The cool thing about Java isn’t the language, it’s the JVM, and there are lots of languages that run on it. These days Android dev seems to be moving toward Kotlin, which looks like a much better language. I’d love to be able to use Kawa Scheme to develop for Android, which should be possible in theory, but …
The dev tooling around Android and Java is another matter. It all seems so very baroque. And getting anything done without an IDE is difficult. I feel like I have to sacrifice seven goats on a night of the full moon just for the equivalent of hello world. Which is why I never went very far with Android development.
The cool thing about my CPU’s ISA is that there are lots of languages that target it. If the first thing that you want to do with a CPU is make it emulate one with a very different abstract machine then something has gone wrong somewhere.
How’s the language interop with that CPU’s ISA?

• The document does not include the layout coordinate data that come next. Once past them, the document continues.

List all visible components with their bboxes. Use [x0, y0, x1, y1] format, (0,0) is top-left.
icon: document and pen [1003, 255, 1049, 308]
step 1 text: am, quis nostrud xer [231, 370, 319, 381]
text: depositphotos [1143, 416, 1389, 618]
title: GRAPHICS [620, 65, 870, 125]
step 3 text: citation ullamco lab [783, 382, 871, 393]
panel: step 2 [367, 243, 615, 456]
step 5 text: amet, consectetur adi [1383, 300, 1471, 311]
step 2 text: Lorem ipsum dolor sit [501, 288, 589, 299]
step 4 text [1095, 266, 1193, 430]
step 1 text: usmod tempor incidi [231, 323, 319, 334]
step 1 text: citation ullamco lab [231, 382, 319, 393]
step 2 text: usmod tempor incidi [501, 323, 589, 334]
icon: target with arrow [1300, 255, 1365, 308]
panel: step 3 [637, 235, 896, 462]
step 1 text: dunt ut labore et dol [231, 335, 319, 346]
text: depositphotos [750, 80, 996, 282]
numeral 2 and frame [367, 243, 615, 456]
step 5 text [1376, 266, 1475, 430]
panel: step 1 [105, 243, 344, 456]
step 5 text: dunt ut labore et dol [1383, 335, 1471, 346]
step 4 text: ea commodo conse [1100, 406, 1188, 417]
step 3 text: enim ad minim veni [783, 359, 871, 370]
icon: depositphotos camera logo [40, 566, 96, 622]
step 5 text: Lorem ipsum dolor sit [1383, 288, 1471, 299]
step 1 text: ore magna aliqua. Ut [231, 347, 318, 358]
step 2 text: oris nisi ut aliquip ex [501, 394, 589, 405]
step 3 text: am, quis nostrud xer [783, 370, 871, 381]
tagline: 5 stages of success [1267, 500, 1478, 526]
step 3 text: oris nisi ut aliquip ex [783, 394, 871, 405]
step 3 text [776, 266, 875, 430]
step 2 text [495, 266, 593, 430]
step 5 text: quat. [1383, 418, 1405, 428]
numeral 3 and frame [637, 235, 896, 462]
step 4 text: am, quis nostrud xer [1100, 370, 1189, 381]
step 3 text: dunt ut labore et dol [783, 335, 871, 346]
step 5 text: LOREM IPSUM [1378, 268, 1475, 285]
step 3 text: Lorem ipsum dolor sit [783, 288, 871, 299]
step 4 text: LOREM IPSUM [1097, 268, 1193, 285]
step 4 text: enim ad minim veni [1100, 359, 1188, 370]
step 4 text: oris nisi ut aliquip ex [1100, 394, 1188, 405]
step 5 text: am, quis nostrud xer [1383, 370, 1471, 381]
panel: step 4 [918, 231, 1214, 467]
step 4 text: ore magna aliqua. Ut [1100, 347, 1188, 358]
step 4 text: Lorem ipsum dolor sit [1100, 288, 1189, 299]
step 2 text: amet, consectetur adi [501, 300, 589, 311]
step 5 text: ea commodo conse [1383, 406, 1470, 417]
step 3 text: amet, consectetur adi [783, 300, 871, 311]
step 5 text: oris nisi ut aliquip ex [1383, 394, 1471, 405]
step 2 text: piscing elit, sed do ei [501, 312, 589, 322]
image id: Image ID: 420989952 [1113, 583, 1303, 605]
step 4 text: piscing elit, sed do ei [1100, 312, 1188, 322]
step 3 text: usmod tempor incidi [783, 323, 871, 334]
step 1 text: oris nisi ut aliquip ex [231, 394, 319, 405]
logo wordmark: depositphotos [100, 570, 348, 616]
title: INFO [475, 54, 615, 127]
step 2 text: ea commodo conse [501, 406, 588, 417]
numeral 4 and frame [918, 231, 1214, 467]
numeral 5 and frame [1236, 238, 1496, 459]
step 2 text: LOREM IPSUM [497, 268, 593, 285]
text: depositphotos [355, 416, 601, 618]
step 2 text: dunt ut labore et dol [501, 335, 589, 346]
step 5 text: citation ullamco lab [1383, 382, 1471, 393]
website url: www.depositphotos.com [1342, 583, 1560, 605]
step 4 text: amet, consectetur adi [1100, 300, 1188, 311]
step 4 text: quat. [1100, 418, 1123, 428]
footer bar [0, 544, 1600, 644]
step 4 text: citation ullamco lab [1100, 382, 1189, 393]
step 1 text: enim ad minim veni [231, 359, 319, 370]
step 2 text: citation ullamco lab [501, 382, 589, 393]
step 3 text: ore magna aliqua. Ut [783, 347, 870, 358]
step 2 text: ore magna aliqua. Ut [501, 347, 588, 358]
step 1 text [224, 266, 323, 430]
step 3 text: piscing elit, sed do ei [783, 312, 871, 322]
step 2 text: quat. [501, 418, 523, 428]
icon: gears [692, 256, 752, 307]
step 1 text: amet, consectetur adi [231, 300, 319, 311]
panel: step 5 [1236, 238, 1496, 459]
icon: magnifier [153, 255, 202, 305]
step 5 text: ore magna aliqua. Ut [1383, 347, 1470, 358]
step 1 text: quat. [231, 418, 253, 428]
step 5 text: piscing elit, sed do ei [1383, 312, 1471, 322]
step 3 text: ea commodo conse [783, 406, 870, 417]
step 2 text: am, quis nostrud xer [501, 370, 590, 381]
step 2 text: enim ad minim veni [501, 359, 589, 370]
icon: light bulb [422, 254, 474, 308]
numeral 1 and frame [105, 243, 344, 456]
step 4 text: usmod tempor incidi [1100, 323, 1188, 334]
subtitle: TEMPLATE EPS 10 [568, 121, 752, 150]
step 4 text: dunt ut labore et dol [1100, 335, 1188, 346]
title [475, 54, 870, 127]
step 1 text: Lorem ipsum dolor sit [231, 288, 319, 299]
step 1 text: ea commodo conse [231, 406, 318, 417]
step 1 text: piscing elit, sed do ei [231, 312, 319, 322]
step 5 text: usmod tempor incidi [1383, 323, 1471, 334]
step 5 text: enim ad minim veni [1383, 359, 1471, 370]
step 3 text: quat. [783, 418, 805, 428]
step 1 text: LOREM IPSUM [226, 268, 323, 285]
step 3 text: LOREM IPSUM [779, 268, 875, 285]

If you buy into the JVM, you get a huge standard library of existing Java that is usable from other languages. Then there are the numerous 3rd party libraries. You get some measure of safe interoperability, too. Whereas on Unix, if you want to call something written in another language, you’re going to have to go through C. That necessarily adds unsafe components to an otherwise memory-safe environment.
I’m not trying to sell the JVM, but I do see what makes it attractive as a target.
All of them?
Last time I checked, there were over ten billion lines of C/C++ code available in open source repos, but closer to one billion in all of the JVM languages added together. Objective-C had only around three hundred million lines, but could interoperate trivially with all of the C/C++ code.
Even the preamble to the section on the JNI spec says that it doesn’t even bother trying to validate anything because all bets are off as soon as you call native code, so you get the appearance of safety, not any of the reality. I have implemented a sandboxed version of the JNI, but it requires CHERI hardware and that isn’t exactly mainstream yet.
In 2013 there were a few less options. Eta was cool while it lasted, and I don’t think I’ve heard of any MLs on the platform, like how CLR has F#.
Wait, what happened to Eta?
Kotlin is probably a good enough ML when used in certain strict ways (sealed data classes allow discriminated unions and matching, Arrow can provide useful monads, etc.) that we won’t see something like F#. Honestly, if C# 11 had been C# 2, I don’t know if we’d have F#, either (though I’m very happy we do!).
The Eta compiler hasn’t been touched in years (CLAs don’t usually help either).
I don’t know much about Kotlin, but even if it has ML inspiration, the aesthetics and feel aren’t there (curly blocks, functions need
()
,.
method calls, no first-class pipe/compose operators, sealed class is not the same feel as (G)ADTs). It’d be a hard sell to a lot of folks that it’s good enough.